Log interpretation techniques have progressed from the linear solutions of simple equations in the 1940s to today's mathematical inversions and neural networks. At the early stage, interpretation was a sequential process accomplished with charts and monograms, which became increasingly complicated as a wider range of measurements became available and as the effects of environmental and well conditions were recognized. Log interpretation is now open to many options and iterations.
In the late 1970s, the idea of treating log interpretation as a problem of mathematical inversion was introduced. Each measurement was associated to a response equation that could be expressed as a set of unknown formation volumes to be solved. In the 1980s, inversion methods were further developed and different and models were run simultaneously to allow for selection of the best model. Whatever method is selected, the main tasks of well log interpretation algorithms have remained the same—to translate the acquired measurements from the sensors to quantities of petrophysical interest.
Parameter selection has always been a key subject in log interpretation.

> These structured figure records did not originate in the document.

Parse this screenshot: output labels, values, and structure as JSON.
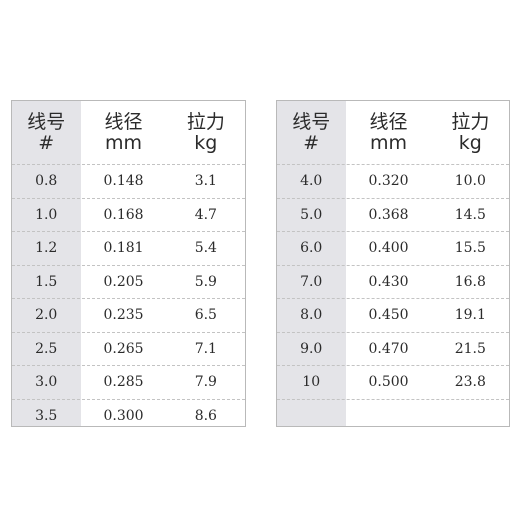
{
  "headers": [
    {
      "line1": "线号",
      "line2": "#"
    },
    {
      "line1": "线径",
      "line2": "mm"
    },
    {
      "line1": "拉力",
      "line2": "kg"
    }
  ],
  "left_rows": [
    [
      "0.8",
      "0.148",
      "3.1"
    ],
    [
      "1.0",
      "0.168",
      "4.7"
    ],
    [
      "1.2",
      "0.181",
      "5.4"
    ],
    [
      "1.5",
      "0.205",
      "5.9"
    ],
    [
      "2.0",
      "0.235",
      "6.5"
    ],
    [
      "2.5",
      "0.265",
      "7.1"
    ],
    [
      "3.0",
      "0.285",
      "7.9"
    ],
    [
      "3.5",
      "0.300",
      "8.6"
    ]
  ],
  "right_rows": [
    [
      "4.0",
      "0.320",
      "10.0"
    ],
    [
      "5.0",
      "0.368",
      "14.5"
    ],
    [
      "6.0",
      "0.400",
      "15.5"
    ],
    [
      "7.0",
      "0.430",
      "16.8"
    ],
    [
      "8.0",
      "0.450",
      "19.1"
    ],
    [
      "9.0",
      "0.470",
      "21.5"
    ],
    [
      "10",
      "0.500",
      "23.8"
    ],
    [
      "",
      "",
      ""
    ]
  ],
  "colors": {
    "first_column_background": "#e4e4e8",
    "border": "#b9b9b9",
    "text": "#2b2b2b"
  }
}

Interpretation algorithms often focus on a single type of sensor and generally depend on more parameters than are measured by the sensors for which they were designed. Values for the additional parameters are input by the engineers or log analysis who run or play back the log. Due to a lack of knowledge, insufficient time at the wellsite, or other factors, incorrect input parameters can be entered into the interpretation algorithms. Log quality and interpretation can suffer as a result. Historically, input parameters used in interpretation algorithms have been determined by explicit values entered by the user, measurements provided by a specific tool, or by a user-set switch which selects between these options. An example is the borehole diameter, which can be used to correct neutron porosity logs.

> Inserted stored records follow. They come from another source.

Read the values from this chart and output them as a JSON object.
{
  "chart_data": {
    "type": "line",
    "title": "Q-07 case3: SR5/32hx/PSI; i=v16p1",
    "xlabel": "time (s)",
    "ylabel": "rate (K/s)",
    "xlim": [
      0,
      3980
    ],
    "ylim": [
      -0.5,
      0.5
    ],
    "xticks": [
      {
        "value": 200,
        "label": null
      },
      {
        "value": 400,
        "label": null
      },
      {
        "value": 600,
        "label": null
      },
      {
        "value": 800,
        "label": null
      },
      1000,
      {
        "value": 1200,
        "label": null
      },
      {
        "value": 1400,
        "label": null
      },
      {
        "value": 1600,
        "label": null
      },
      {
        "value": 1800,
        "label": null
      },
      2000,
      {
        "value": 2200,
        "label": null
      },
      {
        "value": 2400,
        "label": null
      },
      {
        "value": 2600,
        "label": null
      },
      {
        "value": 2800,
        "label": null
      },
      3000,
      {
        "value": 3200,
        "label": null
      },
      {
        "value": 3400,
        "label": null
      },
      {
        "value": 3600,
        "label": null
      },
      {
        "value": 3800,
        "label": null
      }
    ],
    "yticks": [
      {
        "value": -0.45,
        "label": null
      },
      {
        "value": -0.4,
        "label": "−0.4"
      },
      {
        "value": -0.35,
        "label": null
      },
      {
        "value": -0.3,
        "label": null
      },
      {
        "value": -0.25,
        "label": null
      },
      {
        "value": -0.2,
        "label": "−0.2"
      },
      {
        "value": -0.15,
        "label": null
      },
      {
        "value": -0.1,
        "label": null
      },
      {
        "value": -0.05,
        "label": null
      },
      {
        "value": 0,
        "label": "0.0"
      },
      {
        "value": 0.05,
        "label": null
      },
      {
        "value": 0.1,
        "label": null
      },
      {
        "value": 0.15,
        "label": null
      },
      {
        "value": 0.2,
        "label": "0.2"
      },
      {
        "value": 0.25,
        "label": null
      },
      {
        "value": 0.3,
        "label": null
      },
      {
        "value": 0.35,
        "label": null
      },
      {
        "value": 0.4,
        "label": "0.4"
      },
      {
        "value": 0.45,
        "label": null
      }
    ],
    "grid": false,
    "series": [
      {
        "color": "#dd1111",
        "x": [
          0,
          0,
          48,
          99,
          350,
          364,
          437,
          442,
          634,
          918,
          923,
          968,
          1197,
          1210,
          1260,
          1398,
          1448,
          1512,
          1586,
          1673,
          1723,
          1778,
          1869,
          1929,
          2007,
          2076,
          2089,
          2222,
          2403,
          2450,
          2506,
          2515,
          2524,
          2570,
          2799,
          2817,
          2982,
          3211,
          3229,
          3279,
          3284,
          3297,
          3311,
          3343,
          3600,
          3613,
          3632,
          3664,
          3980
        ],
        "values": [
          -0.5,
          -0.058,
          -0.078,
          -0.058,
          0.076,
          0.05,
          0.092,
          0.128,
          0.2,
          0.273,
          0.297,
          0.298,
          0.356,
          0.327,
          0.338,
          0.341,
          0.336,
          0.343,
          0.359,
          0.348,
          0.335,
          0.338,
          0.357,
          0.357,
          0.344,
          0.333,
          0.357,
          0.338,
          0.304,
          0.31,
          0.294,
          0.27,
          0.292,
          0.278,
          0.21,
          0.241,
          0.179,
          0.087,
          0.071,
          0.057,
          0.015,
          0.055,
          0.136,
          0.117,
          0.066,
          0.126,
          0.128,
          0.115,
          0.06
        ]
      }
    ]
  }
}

The borehole diameter (also known as “borehole caliper”) can be drawn from several sources. The source used to process the log is typically selected by the user from an itemized list One component of that list is the bit size. The bit size is a number that is typically entered by the user or obtained by a direct measurement of the borehole as a function of depth. A technique for automatic determination of the borehole caliper is described in U.S. Pat. No. 6,725,162. Other automated interpretation techniques have been proposed to provide estimations of downhole characteristics in an effort to improve log interpretation. U.S. Pat. No. 4,403,290 describes a log interpretation technique that evaluates the reliability of the logging computations. U.S. Pat. No. 6,571,619 describes a technique whereby measurements from multiple sensors are combined and processed to obtain petrophysical quantities. The use of artificial neutral networks has also been implemented to convert logs into desired quantities. The networks are trained on wells where results are already known, and once trained, they are applied to other wells in which the same model applies.
In practice, the quality of subsurface logging results depends on what is gleaned from the raw log measurement data. A need remains for improved techniques to minimize the problem of parameter selection.